E.g., let $f$ be $1$ on $[0,\frac{1}{2}]$ and $0$ elsewhere. Let $f_n$ be the continuous function that is $1$ on $[0,\frac{1}{2}]$, $0$ on $[\frac{1}{2}+\frac{1}{n},1]$, and linear on $[\frac{1}{2},\frac{1}{2}+\frac{1}{n}]$. Then because $f_n\to f$ in $L^1$, $(f_n)$ is Cauchy. (The Cauchy-ness is also easy to verify directly.) If there were a limit function $g\in C[0,1]$, you would have $g=f$ a.e.. But this is impossible, because the left-hand and right-hand limits at $\frac{1}{2}$ would not agree.

More generally, a Cauchy sequence in a metric space $X$ with completion $\overline{X}$ that does not converge in $X$ is basically the same as a sequence in $X$ that converges to an element of $\overline{X}\setminus X$. In a case like this where $X=C[0,1]$ with $L^1$ norm and $\overline{X}=L^1[0,1]$ have explicit descriptions, you can find examples by starting with an element of $\overline{X}\setminus X$, and find a sequence in $X$ converging to that element. The same idea applies to demonstrating nonconvergent Cauchy sequences in $\mathbb{Q}$, where you can take any irrational number and consider the sequence of truncated decimal expansions.

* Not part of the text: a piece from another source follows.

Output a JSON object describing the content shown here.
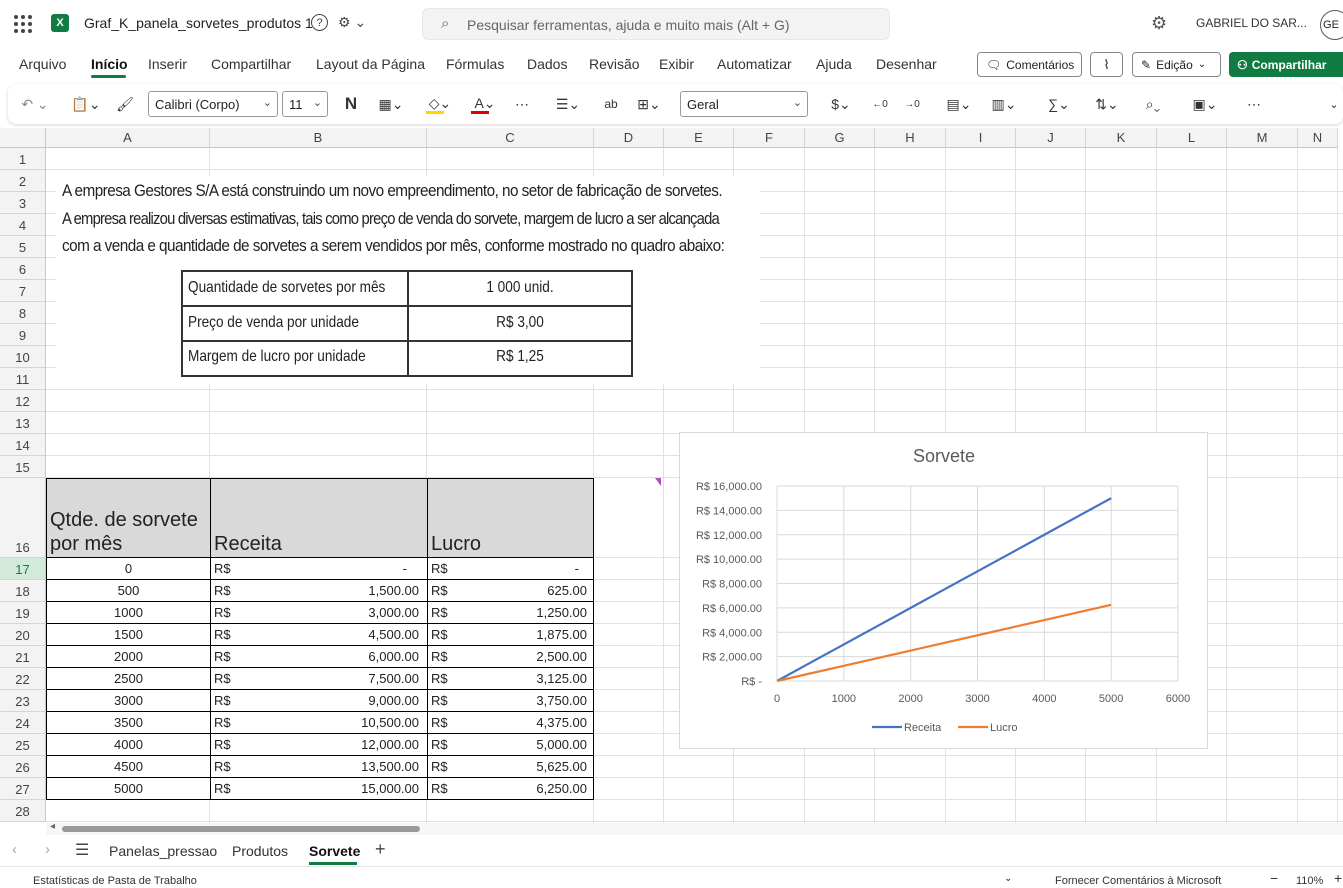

By measure theory you can always pass to a subsequence that converges pointwise a.e. so it's usually quite easy to determine the only possible limit. Then you should try to build the examples in such a way that the pointwise (a.e.) limit has no chance of being continuous.

Here's an example of what I have in mind: $f_{n}(x) = \begin{cases} 0 & 0 \leq x \leq \frac{1}{2} \\\ nx - \frac{n}{2} & \frac{1}{2} \leq x \leq \frac{1}{2} + \frac{1}{n} \\\ 1 & \frac{1}{2} + \frac{1}{n} \leq x \leq 1 \end{cases}$ defined for $n \geq 2$. It's easy to see that it converges in the $L^{1}$-norm to the characteristic function of $[\frac{1}{2},1]$.

Added: Since an $L^{1}$-Cauchy sequence will always converge ($L^{1}$ is complete by the theorem of Riesz-Fischer (or Fréchet-Riesz)), the only thing you have to do is to pick a function in $L^{1}$ that doesn't have a continuous representative. The easiest example is a step function (that's probably the reason why all three answerers came up with essentially the same example). This suffices, because every function in $L^{1}$ is the $L^1$-limit of a sequence of continuous (even smooth) functions, as can be seen by convolving with mollifiers, for example. In other words, $C[0,1]$ (or even $C^{\infty}[0,1]$) are dense in $L^{1}$.

How about the sequence of functions given by $f_n(x)=x^n$? This sequence is Cauchy in $(C([0,1]),\|\cdot\|_{L^1(0,1)})$ but does not converge in $C([0,1])$.

EDIT: This example doesn't work. Thanks for pointing that out. An example that does work is given by the sequence of continuous functions $f_n$ with $f_n(x)=\frac{2}{n}(x-\frac{1}{2}+\frac{1}{n})$ for $|x-\frac{1}{2}|\leq \frac{1}{n}$, $f_n(x)=0$ for $x<\frac{1}{2}-\frac{1}{n}$ and $f_n(x)=1$ for $x>\frac{1}{2}+\frac{1}{n}$. That's basically a continuous approximation of the characteristic function of the interval $[\frac{1}{2},1]$, which is not continuous.